Les conteurs sont reçus dans la salle de réunion du lycée, qui peut accueillir 3 ou 4 classes maximum. Cette année, une classe de BTS « assistant de gestion PME/PMI » est inscrite à l’action « un écrivain au CDI ». La classe rencontrera l’illustrateur de bande dessinée, Olivier Giraud.
Notons que la situation géographique de notre lycée est avantageuse. En effet, nous nous situons à proximité de nombreux lieux culturels, comme le théâtre de Champ Fleuri, le Grand Marché ou la Fabrik (espace de rencontre, d’échanges entre artistes et citoyens, lieu de ressource permettant d’associer les publics au processus de création), ce qui nous permet de sortir au maximum les élèves.
Avez-vous lancé des projets ou actions sur d’autres thématiques, avec les professeurs de discipline pour cette année scolaire? Quels sont vos appuis et vos ressources pour monter ces projets?
Nous travaillons régulièrement avec les élèves de BTS « assistant de gestion PME/PMI » qui ont une heure de CDI prévue dans leur emploi du temps, car ils ont une épreuve de culture générale à préparer pour l’examen. Durant cette heure, ils font une revue de presse, ou ils travaillent sur un exposé sur un thème précis. Avec leur professeur d’anglais, les 28 élèves de cette section ont travaillé sur le thème « élargissement de la culture générale et économique pour mieux comprendre le monde des médias anglo saxons ». Chaque groupe a un thème à explorer en anglais, par exemple : « inflation », « monopoly », « liberalism », « marketing ».

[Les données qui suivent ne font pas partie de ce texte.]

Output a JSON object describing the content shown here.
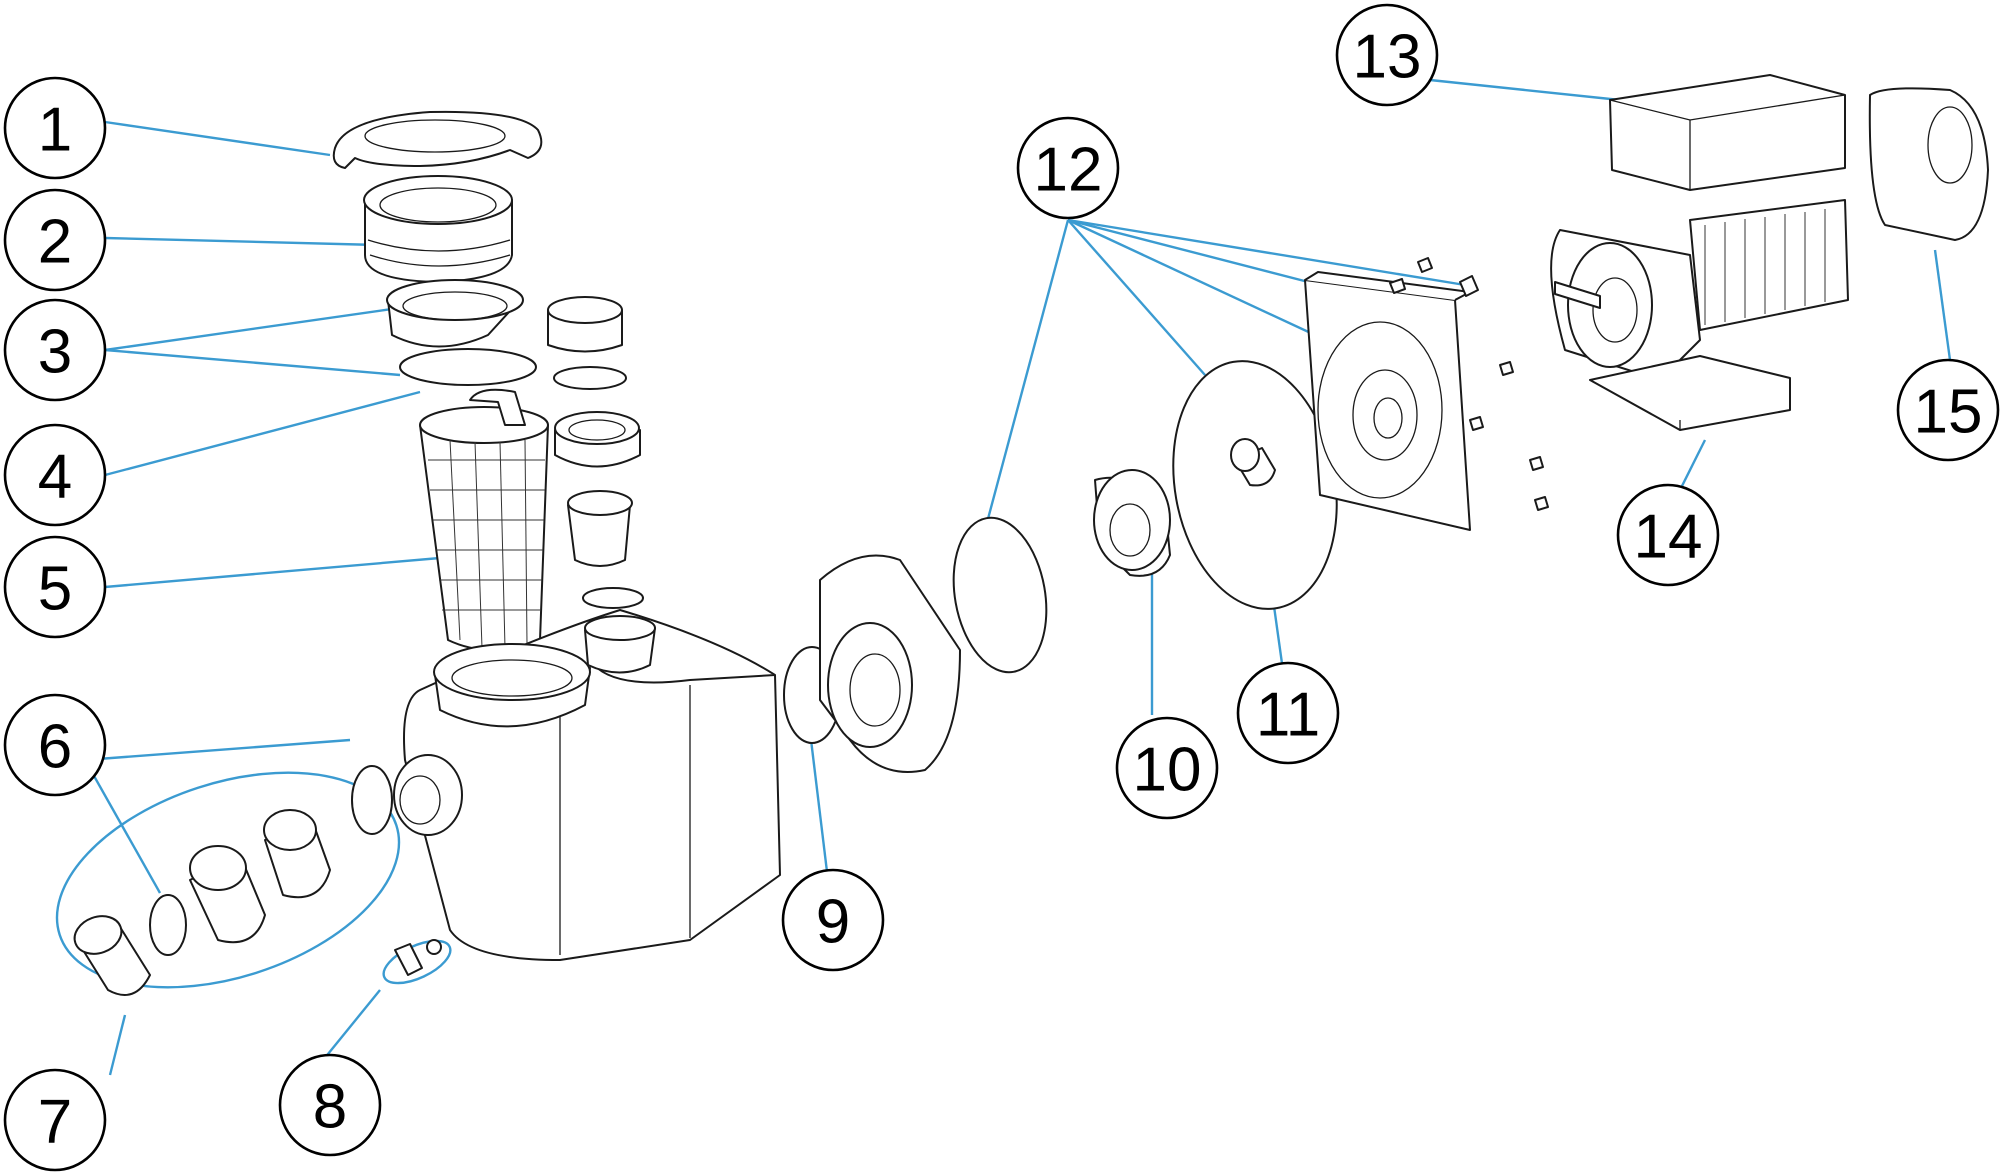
{
  "diagram": {
    "callouts": [
      {
        "id": "1",
        "label": "1"
      },
      {
        "id": "2",
        "label": "2"
      },
      {
        "id": "3",
        "label": "3"
      },
      {
        "id": "4",
        "label": "4"
      },
      {
        "id": "5",
        "label": "5"
      },
      {
        "id": "6",
        "label": "6"
      },
      {
        "id": "7",
        "label": "7"
      },
      {
        "id": "8",
        "label": "8"
      },
      {
        "id": "9",
        "label": "9"
      },
      {
        "id": "10",
        "label": "10"
      },
      {
        "id": "11",
        "label": "11"
      },
      {
        "id": "12",
        "label": "12"
      },
      {
        "id": "13",
        "label": "13"
      },
      {
        "id": "14",
        "label": "14"
      },
      {
        "id": "15",
        "label": "15"
      }
    ],
    "colors": {
      "leader": "#3b9bd1",
      "outline": "#1a1a1a",
      "background": "#ffffff"
    }
  }
}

Autre action, cette fois dans le cadre du centenaire de la première guerre mondiale : nous avons monté un projet interdisciplinaire, qui s’intitule « représentation du soldat de la grande guerre : regards croisés », en partenariat avec un professeur de français, un professeur d’arts appliqués, et le CDI.
Soulignons qu’une des problématiques liées à la réalisation des projets est d’être mis au courant des différentes actions en cours, que ce soit au niveau local, académique ou national. Sur ce point, il convient d’être présent à différentes échelles. Il est intéressant d’être élu au conseil d’administration, afin d’avoir une vision globale de ce qui se passe dans le lycée. Les informations récoltées en dehors de l’établissement, en tant que référent culturel, mais aussi dans la fonction de référent international académique (cette fonction concerne la définition du volet international du projet d’établissement dans le cadre du conseil des équipes éducatives pour le montage des projets) nous sont utiles, pour pouvoir monter différents projets dans les temps.